Udhua has an area of 320 ha.

===Overview===
The map shows a hilly area with the Rajmahal hills running from the bank of the Ganges in the extreme north to the south, beyond the area covered by the map into Dumka district. ‘Farakka’ is marked on the map and that is where Farakka Barrage is, just inside West Bengal. Rajmahal coalfield is shown in the map. The entire area is overwhelmingly rural with only small pockets of urbanisation.

Note: The full screen map is interesting. All places marked on the map are linked and you can easily move on to another page of your choice. Enlarge the map to see what else is there – one gets railway links, many more road links and so on.

==Udhwa Bird Sanctuary==
Udhwa Bird Sanctuary, spreading in 5.65 square kilometers is the only bird sanctuary of Jharkhand state. This avian habitat comprises two backwater lakes over river Ganges (Ganga) namely Patauda and Berhale. Migratory birds reach here every winter from several parts of the World, including Siberia and Europe. The main birds include the pratincole, egret, wagtail, plover, lapwing, stork, ibis and heron.

Udhwa Lake Bird Sanctuary, is an ecologically significant wetland formed as a Ganga backwater wetland, which helps in water regulation by releasing excess water back into the river. It was formed as part of the oxbow lake concept from the River Ganga, making it naturally interlinked with the river. Due to this interconnection, the National Mission for Clean Ganga (NMCG) has taken special interest in its conservation and management.

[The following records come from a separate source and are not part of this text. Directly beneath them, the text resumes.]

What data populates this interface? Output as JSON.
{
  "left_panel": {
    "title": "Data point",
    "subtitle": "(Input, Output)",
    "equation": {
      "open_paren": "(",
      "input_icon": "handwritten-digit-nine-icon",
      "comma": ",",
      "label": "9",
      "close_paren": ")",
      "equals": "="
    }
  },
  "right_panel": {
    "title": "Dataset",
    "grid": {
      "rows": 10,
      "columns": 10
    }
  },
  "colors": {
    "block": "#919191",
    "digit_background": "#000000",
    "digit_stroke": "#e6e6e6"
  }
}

Recognizing its ecological importance, Udhwa Lake Bird Sanctuary was declared a Ramsar site on 1 February 2025.

According to the Asian Waterbird Census (AWC) Report – 2024, conducted from 20 to 22 January 2024, a total of 58 species of wetland birds belonging to 16 families were recorded at Pataura, Behale, and Purulia. Of these, 45 species were classified as water birds, while 13 were wetland-dependent birds. Additionally, the recorded species included 18 resident birds, 18 resident migrants, and 22 migratory birds. A total of 18,009 birds were observed at Udhwa Lake Bird Sanctuary during the census, and notably, six globally threatened species were recorded.

==Demographics==
According to the 2011 Census of India, Udhua had a total population of 13,139, of which 6,719 (51%) were males and 6,420 (49%) were females. Population in the age range 0–6 years was 2,744. The total number of literate persons in Udhua was 5,382 (51.77% of the population over 6 years).

==Civic administration==
===CD block HQ===
Headquarters of the Udhwa CD block is at Udhwa village.